3D-Speaker is an open-source toolkit for single- and multi-modal speaker verification, speaker recognition, and speaker diarization.

Project description

Introduction

This package is derived from https://github.com/modelscope/3D-Speaker, the core of the project folder speakerlab is not a standard package, this project will speakerlab separately packaged and distributed.



license

3D-Speaker is an open-source toolkit for single- and multi-modal speaker verification, speaker recognition, and speaker diarization. All pretrained models are accessible on ModelScope. Furthermore, we present a large-scale speech corpus also called 3D-Speaker-Dataset to facilitate the research of speech representation disentanglement.

Benchmark

The EER results on VoxCeleb, CNCeleb and 3D-Speaker datasets for fully-supervised speaker verification.

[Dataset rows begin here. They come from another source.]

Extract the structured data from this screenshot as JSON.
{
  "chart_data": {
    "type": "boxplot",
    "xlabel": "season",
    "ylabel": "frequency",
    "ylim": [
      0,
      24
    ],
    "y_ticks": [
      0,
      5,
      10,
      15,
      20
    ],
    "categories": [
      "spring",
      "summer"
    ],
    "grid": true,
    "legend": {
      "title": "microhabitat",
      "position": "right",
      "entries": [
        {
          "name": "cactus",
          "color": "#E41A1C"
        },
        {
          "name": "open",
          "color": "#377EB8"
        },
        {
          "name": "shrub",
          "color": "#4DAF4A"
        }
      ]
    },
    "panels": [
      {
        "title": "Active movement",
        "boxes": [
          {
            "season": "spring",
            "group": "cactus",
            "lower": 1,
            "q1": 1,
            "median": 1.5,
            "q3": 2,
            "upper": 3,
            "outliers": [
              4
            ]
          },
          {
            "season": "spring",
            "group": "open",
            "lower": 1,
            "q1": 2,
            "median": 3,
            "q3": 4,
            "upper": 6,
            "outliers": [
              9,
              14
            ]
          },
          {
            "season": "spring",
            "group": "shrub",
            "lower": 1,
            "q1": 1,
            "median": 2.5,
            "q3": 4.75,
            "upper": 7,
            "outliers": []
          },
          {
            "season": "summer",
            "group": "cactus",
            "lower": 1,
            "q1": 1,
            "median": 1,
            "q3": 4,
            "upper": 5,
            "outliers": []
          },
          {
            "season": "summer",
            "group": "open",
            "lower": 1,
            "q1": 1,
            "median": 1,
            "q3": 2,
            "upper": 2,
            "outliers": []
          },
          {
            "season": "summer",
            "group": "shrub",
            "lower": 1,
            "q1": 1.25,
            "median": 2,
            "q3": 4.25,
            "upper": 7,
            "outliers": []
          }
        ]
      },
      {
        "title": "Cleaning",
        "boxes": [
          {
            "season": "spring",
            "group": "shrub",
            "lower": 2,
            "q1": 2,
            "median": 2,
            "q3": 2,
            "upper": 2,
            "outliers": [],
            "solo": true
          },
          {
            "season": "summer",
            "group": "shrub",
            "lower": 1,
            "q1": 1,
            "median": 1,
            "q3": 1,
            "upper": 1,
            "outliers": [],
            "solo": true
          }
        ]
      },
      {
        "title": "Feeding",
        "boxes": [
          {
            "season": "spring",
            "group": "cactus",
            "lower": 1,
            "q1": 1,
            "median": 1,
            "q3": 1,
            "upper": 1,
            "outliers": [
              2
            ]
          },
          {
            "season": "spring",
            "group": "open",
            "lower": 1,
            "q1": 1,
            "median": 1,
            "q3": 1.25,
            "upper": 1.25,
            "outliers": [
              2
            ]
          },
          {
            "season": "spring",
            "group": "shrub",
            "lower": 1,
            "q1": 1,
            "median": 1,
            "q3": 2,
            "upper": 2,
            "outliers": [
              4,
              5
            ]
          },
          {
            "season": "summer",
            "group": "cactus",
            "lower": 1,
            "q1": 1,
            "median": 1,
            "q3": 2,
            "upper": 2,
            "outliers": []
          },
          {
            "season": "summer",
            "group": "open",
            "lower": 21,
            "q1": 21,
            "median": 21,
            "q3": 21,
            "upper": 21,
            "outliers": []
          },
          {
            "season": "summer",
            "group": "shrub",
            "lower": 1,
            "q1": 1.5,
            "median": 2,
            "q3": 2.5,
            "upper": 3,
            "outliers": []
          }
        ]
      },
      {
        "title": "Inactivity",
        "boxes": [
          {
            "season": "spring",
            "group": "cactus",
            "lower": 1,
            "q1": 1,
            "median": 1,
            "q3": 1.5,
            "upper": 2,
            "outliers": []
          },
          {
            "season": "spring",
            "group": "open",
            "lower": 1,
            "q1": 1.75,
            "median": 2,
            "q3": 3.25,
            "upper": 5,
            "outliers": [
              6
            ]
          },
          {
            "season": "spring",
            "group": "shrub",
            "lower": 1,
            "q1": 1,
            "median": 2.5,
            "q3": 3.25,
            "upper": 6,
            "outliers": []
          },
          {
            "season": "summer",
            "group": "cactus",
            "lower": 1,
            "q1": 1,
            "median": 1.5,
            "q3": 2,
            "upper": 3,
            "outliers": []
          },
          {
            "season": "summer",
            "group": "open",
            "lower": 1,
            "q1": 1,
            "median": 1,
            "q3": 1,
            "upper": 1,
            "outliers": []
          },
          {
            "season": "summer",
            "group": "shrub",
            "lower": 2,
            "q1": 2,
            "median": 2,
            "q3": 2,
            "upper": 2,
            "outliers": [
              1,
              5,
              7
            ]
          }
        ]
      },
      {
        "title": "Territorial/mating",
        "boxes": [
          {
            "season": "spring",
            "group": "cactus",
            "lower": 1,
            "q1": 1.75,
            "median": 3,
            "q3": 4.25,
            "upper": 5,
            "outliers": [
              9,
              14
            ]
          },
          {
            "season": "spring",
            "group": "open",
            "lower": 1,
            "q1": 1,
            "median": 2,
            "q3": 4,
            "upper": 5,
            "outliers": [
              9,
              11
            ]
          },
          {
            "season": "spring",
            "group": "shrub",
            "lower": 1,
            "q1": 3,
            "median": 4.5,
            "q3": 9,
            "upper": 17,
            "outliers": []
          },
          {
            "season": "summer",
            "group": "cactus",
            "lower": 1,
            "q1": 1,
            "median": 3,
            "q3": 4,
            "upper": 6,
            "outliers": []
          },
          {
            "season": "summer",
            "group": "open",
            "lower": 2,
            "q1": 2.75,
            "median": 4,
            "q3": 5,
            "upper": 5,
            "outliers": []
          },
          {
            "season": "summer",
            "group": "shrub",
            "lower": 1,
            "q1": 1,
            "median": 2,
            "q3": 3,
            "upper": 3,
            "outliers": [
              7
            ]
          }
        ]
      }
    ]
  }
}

Model Params VoxCeleb1-O CNCeleb 3D-Speaker
Res2Net 4.03 M 1.56% 7.96% 8.03%
ResNet34 6.34 M 1.05% 6.92% 7.29%
ECAPA-TDNN 20.8 M 0.86% 8.01% 8.87%
ERes2Net-base 6.61 M 0.84% 6.69% 7.21%
CAM++ 7.2 M 0.65% 6.78% 7.75%
ERes2NetV2 17.8M 0.61% 6.14% 6.52%
ERes2Net-large 22.46 M 0.52% 6.17% 6.34%

The DER results on public and internal multi-speaker datasets for speaker diarization.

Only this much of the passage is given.